Staatliche Beihilfen an einzelne Branchenmitglieder, um beispielsweise ein wenig verschleiert Monopole zu erhalten, die zum Nachteil des Verbrauchers sind, werden innerhalb der EU-Mitgliedsstaaten geahndet. Konkret geht es um eine steuerlich bevorzugte Behandlung für ausgewählte Unternehmen, um denen mit unlauteren Wettbewerbsvorteilen eine stärkere Marktposition zu verleihen. Unter dieser Maßgabe sieht der Deutsche Sportwettenverband (DSWV) und viele andere Vertreter der Glücksspielindustrie die Spieleinsatzsteuer als beihilferechtlich zweifelhaft. Der Dachverband hat daher eine EU-Beihilfebeschwerde gegen den Bundesrat eingereicht. In der Beschwerde wird argumentiert, dass die vorgeschlagenen Steuersätze für iGaming einen unangemessenen Vorteil für terrestrische Spielstätten im Vergleich zu Online-Anbietern darstellen.

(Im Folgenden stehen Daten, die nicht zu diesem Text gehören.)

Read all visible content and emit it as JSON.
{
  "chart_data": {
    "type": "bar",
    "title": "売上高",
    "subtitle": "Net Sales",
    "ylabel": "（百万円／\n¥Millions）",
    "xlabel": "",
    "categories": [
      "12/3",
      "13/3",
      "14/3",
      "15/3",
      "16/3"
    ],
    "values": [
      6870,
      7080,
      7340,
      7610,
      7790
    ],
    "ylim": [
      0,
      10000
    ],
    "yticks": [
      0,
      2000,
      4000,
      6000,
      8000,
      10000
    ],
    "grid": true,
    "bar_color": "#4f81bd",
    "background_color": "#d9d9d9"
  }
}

Begründete Zweifel an der Spieleinsatzsteuer
Bisher führen die Glücksspielunternehmen in Deutschland online und offline eine Umsatzsteuer in Höhe von 19 Prozent auf die erzielten Bruttospielerträge ab. Auf die gleiche Weise handhaben es die EU-Nachbarländer und überlassen somit die Steuerseite den am Markt aktiven Betreibern. Einzelne Staaten erheben zusätzliche eine Steuer auf den Gewinn beim Glücksspiel, was Deutschland allerdings nicht praktiziert. Lottogewinne und ein Jackpot am Automaten oder nur eine einfache Gewinnlinie, der gewonnene Betrag geht vollständig an den Spieler über.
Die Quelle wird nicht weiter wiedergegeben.